BP, Transocean Executives to Clash in Oil Spill Hearings

Posted May 10, 2010 at 5:29pm

Tensions between oil giant BP and oil rig owner Transocean over which company is responsible for the oil spill in the Gulf of Mexico are expected to flare up Tuesday when two Senate panels hold hearings on the deadly incident.

In prepared testimony before the Senate Energy and Natural Resources Committee, a top BP executive and the president of Transocean clashed over whether a piece of the machinery called the blowout preventer failed to prevent the well rupture, which led to the spill.

In his opening statement made public by the committee Monday, Lamar McKay, president of BP North America, pointed to the blowout preventer as an essential “fail-safe” mechanism that closes valves when pressure causes fluid such as oil and gas to enter the well and threatens the rig.

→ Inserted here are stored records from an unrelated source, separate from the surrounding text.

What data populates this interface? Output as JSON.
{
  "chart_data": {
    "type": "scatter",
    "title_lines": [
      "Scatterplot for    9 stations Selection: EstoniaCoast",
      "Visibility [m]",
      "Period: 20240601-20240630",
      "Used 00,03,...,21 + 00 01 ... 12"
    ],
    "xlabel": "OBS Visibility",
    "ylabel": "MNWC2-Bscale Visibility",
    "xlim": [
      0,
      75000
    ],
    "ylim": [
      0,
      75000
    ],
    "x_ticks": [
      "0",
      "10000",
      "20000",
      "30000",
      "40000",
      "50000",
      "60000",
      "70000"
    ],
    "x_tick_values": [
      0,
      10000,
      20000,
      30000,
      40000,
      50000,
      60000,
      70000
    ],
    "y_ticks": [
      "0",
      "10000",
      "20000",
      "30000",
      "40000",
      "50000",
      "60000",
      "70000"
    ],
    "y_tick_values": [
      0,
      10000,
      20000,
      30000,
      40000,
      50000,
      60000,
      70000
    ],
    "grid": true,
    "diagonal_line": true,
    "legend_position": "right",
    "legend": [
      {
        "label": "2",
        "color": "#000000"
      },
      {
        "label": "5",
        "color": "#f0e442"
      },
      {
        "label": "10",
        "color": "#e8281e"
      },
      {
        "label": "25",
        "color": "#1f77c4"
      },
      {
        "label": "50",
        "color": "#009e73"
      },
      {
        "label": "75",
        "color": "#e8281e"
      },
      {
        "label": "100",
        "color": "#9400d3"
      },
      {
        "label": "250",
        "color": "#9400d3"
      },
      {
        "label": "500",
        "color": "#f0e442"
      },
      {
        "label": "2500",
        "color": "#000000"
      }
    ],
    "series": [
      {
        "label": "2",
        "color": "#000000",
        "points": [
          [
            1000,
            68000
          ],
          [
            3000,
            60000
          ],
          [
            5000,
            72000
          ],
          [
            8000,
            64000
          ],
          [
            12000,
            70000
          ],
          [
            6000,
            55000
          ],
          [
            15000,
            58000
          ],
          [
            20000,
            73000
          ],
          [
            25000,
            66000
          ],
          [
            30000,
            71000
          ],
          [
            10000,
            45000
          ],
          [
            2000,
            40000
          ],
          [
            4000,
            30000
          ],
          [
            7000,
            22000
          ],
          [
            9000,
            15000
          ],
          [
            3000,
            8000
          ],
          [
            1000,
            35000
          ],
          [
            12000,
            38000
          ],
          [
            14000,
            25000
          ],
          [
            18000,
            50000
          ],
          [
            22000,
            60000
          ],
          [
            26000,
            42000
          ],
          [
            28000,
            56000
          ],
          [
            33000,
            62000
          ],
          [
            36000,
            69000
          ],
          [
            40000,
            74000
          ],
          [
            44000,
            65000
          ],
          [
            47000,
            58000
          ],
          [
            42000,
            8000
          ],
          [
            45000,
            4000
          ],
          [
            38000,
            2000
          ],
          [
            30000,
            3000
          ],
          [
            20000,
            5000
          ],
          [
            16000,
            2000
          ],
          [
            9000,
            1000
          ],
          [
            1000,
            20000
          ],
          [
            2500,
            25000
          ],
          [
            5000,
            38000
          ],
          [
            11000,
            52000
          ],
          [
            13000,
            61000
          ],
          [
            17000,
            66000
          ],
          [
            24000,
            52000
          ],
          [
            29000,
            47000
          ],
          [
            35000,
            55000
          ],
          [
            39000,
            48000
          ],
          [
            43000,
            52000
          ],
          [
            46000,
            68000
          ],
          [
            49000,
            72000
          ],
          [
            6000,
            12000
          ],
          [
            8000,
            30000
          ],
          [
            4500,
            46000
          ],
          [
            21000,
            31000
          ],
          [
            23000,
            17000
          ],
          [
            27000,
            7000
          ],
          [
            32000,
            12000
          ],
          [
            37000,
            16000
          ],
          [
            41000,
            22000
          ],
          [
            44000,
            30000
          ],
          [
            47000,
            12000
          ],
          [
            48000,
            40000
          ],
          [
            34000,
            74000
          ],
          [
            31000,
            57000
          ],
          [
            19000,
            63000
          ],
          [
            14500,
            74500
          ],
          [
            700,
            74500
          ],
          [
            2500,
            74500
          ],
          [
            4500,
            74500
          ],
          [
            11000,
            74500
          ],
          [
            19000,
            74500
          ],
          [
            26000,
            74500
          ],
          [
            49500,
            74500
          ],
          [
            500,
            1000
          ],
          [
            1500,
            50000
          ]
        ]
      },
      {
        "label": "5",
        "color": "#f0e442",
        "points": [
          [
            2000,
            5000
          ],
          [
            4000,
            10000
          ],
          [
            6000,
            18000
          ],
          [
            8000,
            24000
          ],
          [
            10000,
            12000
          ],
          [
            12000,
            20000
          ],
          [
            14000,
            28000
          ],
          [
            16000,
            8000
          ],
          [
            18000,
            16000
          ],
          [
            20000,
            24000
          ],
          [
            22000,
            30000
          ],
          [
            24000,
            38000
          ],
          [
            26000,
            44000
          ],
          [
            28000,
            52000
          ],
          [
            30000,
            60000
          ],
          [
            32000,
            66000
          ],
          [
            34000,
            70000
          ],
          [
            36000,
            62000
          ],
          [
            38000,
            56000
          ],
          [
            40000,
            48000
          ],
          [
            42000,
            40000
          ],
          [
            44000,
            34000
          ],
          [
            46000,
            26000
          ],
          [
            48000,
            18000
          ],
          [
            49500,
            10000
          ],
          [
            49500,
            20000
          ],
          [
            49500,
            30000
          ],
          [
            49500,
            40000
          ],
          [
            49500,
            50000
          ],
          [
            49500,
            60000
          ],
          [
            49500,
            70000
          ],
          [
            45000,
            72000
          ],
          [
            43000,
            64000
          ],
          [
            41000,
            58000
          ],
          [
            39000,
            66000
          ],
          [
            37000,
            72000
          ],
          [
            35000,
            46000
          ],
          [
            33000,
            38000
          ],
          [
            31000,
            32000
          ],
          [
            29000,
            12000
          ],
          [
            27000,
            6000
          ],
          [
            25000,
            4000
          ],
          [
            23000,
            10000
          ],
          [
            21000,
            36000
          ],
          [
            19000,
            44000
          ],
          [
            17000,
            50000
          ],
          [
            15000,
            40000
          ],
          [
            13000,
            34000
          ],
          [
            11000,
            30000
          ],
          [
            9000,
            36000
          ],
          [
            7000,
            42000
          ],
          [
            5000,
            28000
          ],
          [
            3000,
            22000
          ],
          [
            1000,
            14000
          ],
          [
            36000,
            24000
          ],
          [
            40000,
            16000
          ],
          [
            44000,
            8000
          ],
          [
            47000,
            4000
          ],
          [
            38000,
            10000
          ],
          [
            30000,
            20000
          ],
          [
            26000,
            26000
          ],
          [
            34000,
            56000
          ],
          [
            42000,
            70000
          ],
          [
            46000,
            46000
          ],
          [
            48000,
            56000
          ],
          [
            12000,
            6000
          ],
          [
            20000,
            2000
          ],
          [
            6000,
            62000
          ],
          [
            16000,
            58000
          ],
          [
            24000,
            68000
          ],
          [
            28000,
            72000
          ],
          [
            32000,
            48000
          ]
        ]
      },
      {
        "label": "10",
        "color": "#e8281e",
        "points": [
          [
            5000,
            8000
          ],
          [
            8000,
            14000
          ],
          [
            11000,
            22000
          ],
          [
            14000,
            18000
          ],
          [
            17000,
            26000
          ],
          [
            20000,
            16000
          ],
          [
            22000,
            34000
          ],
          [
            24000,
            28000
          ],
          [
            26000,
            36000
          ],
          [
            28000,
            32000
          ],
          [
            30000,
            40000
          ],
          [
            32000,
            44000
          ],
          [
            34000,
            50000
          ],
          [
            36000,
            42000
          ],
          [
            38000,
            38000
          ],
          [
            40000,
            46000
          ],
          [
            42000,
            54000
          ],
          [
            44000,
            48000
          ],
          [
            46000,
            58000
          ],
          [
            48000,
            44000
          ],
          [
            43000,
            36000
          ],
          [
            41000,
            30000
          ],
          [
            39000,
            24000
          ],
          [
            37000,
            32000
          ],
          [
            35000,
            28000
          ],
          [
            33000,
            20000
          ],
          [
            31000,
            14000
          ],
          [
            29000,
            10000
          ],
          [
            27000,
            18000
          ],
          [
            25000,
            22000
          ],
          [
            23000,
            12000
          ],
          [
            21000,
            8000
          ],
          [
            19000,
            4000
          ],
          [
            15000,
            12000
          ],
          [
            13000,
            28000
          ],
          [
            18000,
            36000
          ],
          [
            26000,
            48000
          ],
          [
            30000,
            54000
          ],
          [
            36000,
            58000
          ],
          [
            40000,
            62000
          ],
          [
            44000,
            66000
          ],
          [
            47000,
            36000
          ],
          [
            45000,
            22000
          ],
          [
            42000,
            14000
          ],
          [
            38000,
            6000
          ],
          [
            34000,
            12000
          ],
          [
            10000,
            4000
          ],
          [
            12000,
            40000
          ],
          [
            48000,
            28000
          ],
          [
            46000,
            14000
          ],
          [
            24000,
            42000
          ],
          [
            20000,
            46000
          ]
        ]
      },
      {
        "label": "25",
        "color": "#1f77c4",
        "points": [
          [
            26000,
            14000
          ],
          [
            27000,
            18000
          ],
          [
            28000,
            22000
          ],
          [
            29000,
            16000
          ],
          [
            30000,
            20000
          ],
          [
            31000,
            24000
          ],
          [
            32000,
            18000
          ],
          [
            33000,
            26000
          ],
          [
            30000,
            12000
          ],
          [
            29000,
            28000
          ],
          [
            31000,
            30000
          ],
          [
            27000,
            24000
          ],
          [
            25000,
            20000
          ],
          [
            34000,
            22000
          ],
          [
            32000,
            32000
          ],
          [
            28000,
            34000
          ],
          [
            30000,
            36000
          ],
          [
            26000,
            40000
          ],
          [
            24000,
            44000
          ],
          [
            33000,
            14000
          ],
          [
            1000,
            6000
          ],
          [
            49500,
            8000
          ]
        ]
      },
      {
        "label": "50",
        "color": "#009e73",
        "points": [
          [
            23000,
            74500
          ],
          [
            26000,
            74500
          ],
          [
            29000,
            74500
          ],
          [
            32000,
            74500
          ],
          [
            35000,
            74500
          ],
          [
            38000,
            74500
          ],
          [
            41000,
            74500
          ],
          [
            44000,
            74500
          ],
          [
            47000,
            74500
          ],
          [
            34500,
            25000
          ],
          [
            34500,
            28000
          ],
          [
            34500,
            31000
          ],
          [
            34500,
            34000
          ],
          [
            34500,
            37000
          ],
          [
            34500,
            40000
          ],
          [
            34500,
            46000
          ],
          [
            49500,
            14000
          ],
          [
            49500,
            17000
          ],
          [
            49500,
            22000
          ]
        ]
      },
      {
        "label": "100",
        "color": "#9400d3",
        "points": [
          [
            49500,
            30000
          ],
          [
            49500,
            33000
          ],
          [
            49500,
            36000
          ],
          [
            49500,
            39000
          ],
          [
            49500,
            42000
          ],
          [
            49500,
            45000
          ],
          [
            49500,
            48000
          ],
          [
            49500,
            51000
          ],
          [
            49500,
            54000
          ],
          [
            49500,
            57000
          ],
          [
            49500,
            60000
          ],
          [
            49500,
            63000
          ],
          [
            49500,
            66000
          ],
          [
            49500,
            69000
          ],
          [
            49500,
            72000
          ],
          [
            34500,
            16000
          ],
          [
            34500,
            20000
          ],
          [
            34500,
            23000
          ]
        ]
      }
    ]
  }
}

“Transocean’s blowout preventer failed to operate,” McKay stated in his written testimony. “All of us urgently want to understand how this vital piece of equipment and its built-in redundancy systems failed and what measures are required to prevent this from happening again.”

But in his own written testimony, Transocean CEO Steven Newman sharply rebutted the suggestion that the blowout preventer was the major culprit.

“That simply makes no sense,” Newman said. He said the blowout preventer is used during the drilling operation. But at the time of the explosion, he noted, the well had already been drilled and sealed with cement.

He said that well barriers and the cementing and casing of the well were responsible for controlling pressure from the reservoir. Halliburton was the contractor in charge of cementing.

“Certainly we need to understand what happened to the [blowout preventers] and whether changes need to be made to improve the effectiveness of these devices in the unusual circumstances of an accident like the one on April 20,” Newman stated in the written testimony. “But the BOPs were clearly not the root cause of the explosion.”

In the testimony, Newman also noted that BP was the general operator for the oil exploration project, responsible for submitting plans to the government and securing federal permits.

“Once those plans are approved and permits are issued and work begins, the Operator — or leaseholder — serves as the general contractor that manages all of the work that is performed on the lease,” Newman wrote. He added that the general contractor then hires subcontractors, which in this case included Transocean, to assume specific tasks.

While BP’s McKay said the oil giant was committed to investigating what happened, he made clear in his testimony that his company was not the only one involved in the explosion on the Deepwater Horizon rig that resulted in the oil spill.

“Only seven of the 126 on board the Deepwater Horizon were BP employees, so we have only some of the story,” McKay wrote in his testimony. “We are looking at our own actions and those of our contractors.”

McKay also sought to respond to critics who say the spill should prompt the administration and Congress to curb future offshore drilling.

“Tragic and unforeseen as this accident was, we must not lose sight of why BP and other energy companies are operating in the offshore, including the Gulf of Mexico,” he said in the testimony. “The Gulf is one of the world’s great energy producing basins providing one in four barrels of oil produced in the United States. That is a resource that powers America and the world every day, one our economy requires.”